In this view, it’s pretty obvious that the United States is an outlier with Japan a distant second. This is interesting in-and-of itself since Japan has 126,475,664 inhabitants and the United States has 313,232,044 (i.e. the U.S. has ~3x more people). If we take a look at Internet users, Japan has 101,228,736 while the U.S. has 245,203,319 (i.e. the U.S. has ~2x more internet users). If we look at GDP, Japan’s was $5.869 trillion while the U.S. cranked out $15.09 trillion (i.e. U.S. is ~3x). Yet, the botnet stats show that Japan has 10,110 bots while the U.S. has 47,880 (i.e. the U.S. has ~5x more bots). So, clearly U.S. citizens are either more targeted, have system characteristics/user-behavior or user-attributes that make them more susceptible to bot infections.
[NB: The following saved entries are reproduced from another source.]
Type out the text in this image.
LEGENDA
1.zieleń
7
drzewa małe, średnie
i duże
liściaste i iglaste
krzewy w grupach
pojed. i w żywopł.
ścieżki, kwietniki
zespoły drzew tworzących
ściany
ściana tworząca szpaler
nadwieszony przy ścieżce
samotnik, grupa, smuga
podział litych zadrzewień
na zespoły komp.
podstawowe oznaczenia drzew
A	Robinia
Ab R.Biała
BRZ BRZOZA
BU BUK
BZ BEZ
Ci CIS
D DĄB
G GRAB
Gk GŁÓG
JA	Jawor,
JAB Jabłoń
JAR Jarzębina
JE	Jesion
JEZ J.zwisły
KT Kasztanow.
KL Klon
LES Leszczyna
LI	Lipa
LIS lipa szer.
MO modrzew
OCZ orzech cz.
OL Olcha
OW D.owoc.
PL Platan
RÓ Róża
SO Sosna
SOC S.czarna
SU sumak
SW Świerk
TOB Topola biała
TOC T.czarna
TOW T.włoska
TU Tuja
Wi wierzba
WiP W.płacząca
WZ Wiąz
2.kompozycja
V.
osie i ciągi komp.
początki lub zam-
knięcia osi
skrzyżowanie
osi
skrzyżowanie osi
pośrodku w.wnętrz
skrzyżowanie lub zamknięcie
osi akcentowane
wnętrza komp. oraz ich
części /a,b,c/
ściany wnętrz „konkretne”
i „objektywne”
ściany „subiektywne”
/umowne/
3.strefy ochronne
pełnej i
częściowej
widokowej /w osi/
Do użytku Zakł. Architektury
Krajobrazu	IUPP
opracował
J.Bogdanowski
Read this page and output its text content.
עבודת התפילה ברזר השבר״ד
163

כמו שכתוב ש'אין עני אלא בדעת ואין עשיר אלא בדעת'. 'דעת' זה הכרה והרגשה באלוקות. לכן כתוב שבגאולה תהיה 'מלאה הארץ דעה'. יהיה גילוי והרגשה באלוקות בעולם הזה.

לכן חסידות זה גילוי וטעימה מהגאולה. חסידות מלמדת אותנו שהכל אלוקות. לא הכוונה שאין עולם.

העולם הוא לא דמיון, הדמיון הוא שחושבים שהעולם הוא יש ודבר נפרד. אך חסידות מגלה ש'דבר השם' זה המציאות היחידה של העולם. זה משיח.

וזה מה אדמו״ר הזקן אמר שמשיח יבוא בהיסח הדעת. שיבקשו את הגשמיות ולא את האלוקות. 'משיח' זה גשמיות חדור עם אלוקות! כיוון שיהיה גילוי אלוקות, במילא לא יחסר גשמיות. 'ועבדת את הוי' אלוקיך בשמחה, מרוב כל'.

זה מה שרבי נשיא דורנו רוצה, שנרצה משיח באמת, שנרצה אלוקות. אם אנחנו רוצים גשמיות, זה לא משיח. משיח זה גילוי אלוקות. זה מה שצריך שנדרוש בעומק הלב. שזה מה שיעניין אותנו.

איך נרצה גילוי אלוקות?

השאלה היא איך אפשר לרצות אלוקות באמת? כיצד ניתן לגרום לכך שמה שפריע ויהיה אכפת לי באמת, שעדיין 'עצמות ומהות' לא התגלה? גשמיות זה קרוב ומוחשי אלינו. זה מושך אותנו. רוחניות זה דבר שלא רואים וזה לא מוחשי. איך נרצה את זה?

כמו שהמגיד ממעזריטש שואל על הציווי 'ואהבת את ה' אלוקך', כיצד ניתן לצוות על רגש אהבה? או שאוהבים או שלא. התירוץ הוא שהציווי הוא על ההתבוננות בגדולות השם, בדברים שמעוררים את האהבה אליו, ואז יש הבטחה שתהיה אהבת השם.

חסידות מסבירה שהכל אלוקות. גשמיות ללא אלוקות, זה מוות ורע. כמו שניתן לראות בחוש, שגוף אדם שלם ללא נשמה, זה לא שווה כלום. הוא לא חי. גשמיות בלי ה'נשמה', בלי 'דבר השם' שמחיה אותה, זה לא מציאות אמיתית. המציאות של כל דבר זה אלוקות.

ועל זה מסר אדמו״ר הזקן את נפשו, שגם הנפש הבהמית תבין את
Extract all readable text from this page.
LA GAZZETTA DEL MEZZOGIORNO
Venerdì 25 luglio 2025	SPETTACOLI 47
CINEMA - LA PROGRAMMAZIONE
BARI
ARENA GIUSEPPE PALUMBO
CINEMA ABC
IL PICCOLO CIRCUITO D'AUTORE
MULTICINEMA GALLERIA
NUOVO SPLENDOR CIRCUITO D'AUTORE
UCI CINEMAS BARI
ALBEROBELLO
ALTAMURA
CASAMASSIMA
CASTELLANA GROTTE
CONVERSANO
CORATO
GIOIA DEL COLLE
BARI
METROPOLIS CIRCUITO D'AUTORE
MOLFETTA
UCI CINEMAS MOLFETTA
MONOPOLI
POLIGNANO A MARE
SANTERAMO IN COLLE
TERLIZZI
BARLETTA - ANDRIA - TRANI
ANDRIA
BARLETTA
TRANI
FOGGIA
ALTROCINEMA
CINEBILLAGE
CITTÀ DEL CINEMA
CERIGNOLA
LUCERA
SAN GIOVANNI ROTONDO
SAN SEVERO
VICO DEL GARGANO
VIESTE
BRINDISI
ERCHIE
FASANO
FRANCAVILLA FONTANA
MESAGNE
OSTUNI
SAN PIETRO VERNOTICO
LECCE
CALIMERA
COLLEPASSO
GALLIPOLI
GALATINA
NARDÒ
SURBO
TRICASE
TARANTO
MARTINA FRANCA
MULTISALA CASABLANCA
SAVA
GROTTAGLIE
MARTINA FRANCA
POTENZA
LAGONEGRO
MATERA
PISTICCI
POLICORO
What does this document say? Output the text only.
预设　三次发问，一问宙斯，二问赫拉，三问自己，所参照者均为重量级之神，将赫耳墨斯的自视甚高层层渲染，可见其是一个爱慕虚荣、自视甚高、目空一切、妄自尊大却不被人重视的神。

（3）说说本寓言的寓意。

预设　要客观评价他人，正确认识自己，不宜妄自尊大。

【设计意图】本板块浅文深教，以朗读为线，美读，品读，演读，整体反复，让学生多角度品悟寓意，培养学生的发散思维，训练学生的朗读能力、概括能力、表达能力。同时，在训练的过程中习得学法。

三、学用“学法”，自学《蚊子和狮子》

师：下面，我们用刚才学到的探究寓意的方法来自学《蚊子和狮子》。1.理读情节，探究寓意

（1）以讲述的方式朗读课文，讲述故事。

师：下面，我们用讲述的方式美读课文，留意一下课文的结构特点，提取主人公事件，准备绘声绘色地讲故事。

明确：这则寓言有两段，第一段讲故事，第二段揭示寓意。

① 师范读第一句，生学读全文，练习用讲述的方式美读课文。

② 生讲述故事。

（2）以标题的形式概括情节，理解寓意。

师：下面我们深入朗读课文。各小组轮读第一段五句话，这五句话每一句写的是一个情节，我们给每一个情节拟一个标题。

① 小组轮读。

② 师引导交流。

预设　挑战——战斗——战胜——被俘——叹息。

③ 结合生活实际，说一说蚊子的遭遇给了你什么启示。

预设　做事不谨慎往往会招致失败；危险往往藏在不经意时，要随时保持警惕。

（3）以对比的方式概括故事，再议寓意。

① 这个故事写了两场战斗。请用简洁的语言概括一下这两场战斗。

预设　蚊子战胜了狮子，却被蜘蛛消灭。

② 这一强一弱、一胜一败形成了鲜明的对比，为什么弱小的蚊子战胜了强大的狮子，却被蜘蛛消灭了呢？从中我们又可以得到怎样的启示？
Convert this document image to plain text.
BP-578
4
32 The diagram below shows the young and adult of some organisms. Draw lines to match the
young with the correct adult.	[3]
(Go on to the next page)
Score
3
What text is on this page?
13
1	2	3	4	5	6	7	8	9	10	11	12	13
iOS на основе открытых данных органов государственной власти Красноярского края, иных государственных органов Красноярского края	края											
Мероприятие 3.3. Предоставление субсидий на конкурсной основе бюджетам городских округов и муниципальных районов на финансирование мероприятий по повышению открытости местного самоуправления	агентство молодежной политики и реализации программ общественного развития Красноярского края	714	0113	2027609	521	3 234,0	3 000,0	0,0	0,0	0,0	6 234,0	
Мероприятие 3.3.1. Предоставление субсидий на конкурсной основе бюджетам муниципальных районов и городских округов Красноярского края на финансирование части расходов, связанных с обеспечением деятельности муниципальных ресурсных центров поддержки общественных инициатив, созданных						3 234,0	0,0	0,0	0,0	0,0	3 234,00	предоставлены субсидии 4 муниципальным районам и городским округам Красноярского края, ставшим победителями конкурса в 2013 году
This type of data doesn’t always jump out from an eye-candy visualization.

If we filter out the U.S. outlier, there’s a more gradual progression between the other countries:

We now have some great starting points – using simple/freely available tools – to ask more questions, which is one of the fundamental goals of data analysis.

Taking this one step further before my next post, if we use some R code to convert longitude & latitude to U.S. state names (yes, there’s a US-centric bias to some of my tools :-), we can see – with a traditional bar chart – which ones were more impacted than others:


Click for larger version

We can use the state names to make a choropleth, but I’ll leave that as an exercise to the reader, or may do a sample with that in Python in an upcoming post.

The data used for these charts are all available in Google Docs.